Starring: Johnny Depp, Christina Ricci, Christopher Walken, Miranda Richardson, Casper Van Dien
Running time: 105 Minutes
Directed by: Tim Burton
Year of release: 1999
I have been a lifelong fan of The Legend of Sleepy Hollow. I’ve probably read Washington Irving’s original 1820 short story at least a dozen times and have seen just about every film, TV, or animated adaptation. While I have never been a big Tim Burton fan I thought that this seemed to be a project that might fit is filmmaking style since the original story combines elements of horror, mystery, and comedy. To say Burton strayed a bit from the source material would be a gigantic understatement. Yes, obviously a short story is going to be padded somewhat to make it into a feature film but Burton adds much that was simply unneeded.
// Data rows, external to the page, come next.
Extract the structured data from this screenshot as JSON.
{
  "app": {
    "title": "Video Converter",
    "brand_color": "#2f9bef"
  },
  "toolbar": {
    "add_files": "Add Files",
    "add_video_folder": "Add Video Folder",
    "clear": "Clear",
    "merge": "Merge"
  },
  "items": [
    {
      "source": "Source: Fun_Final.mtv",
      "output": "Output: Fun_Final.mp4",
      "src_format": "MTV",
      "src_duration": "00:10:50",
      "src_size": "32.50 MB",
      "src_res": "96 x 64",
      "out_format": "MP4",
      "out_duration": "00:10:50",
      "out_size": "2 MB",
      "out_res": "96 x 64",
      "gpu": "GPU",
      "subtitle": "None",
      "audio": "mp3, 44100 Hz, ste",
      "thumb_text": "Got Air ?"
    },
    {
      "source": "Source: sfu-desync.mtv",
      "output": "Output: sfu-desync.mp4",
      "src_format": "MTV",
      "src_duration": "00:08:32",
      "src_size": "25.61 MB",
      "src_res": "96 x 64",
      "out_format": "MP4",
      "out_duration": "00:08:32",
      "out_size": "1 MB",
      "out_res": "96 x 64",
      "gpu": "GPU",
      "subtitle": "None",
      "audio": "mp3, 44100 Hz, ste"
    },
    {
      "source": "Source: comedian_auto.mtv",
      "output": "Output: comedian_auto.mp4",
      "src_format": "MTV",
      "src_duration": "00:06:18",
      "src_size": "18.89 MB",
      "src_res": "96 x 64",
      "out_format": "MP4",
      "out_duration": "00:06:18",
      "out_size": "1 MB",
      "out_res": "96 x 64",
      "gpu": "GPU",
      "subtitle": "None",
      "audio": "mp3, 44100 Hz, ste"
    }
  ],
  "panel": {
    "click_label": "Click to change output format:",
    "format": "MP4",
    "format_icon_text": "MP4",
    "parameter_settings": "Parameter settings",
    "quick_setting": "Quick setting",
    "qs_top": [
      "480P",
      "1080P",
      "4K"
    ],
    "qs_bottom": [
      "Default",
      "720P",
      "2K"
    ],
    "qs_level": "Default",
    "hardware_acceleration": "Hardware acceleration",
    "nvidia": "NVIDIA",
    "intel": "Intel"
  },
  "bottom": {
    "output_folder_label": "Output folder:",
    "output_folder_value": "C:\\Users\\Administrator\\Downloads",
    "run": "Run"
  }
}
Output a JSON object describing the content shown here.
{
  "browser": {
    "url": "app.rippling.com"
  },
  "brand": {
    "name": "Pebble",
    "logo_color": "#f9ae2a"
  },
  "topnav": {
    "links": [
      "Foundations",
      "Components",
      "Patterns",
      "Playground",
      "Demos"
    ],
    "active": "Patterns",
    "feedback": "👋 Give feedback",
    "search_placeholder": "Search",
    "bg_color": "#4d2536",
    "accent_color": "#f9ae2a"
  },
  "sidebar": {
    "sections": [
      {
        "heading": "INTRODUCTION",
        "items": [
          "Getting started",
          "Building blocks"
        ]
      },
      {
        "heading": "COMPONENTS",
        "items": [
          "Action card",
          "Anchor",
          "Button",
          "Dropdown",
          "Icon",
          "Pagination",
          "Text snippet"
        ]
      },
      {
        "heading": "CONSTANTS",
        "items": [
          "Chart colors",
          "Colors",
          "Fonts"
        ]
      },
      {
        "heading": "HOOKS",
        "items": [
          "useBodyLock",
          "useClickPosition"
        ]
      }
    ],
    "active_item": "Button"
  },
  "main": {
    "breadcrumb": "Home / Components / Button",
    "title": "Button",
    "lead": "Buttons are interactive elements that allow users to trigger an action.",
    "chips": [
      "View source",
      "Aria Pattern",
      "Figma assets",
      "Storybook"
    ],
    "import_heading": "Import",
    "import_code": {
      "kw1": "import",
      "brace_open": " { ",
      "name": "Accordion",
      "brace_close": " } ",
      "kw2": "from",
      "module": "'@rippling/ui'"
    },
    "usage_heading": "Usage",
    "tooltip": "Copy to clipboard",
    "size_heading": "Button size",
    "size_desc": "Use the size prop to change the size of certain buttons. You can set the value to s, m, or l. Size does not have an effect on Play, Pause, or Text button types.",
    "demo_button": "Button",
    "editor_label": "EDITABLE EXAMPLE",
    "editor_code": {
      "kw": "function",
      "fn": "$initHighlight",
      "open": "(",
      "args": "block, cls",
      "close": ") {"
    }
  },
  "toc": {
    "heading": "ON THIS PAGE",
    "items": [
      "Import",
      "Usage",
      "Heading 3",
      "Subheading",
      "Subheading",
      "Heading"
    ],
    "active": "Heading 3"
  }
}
Gone is Ichabod Crane, the gangly, superstitious school teacher and in his place is Ichabod Crane, the peculiar New York Constable who favors methods of investigation that do not sit well with his superiors. He is ordered to the tiny hamlet of Sleepy Hollow to investigate a series of murders where the victims were decapitated and their heads taken. The locals relate the local myth of a Hessian mercenary who was beheaded during the Revolutionary War and rides a demonic black steed at night, searching for his missing head.
This should have been more than enough to sustain the film. Johnny Depp is surrounded by a marvelous supporting cast to play off against including Jeffrey Jones, Michael Gough, Michael Gambon, and Ian McDiarmid as the town elders. Christina Ricci plays lover interest Katrina Van Tassel; Casper Van Dien plays crane’s nemesis and rival suitor to Katrina’s hand, Brom Bones and Miranda Richardson as Lady Van Tassel, Katrina’s step-mother. But we all know Burton’s predilection for over-indulgence. He takes a simple plot and mucks things up with several sub-plots involving witchcraft, a battle over land rights, and the mystery of a pregnant woman who was killed by the Horseman.
Unfortunately the muddled plot partly obscures a lot of the stuff that Burton did well. Burton perfectly captures the creepy, fog-shrouded atmosphere of Sleepy Hollow, regarded as one of the most haunted locations in the country. The scene where Crane arrives in town for the first time and the residents quickly shutter their windows as the stranger walks though their streets is one of the film’s great scenes. The Horseman launches a harrowing assault on the town’s residents with only the holy ground of their local church saving them from his deadly sword and axe. This is when the film and Burton shines. Christopher Walken plays the Horsemen and when he finally retrieves his head he is a ghastly apparition with bloodshot eyes and sharpened teeth.
Depp does what Depp does…he plays quirky characters. But this was 1999 and we didn’t know at that time that quirky off-beat characters would become his hallmark in films like Charlie and The Chocolate Factory, Sweeney Todd, Dark Shadows, Alice in Wonderland, and the Pirates of the Caribbean series. At this point his performance was still relatively fresh and while sticking with the source material would have been preferable he is still fun to watch.
Despite its flaws Sleepy Hollow still captures the spirit of a colonial Halloween and is a joy to watch during the season.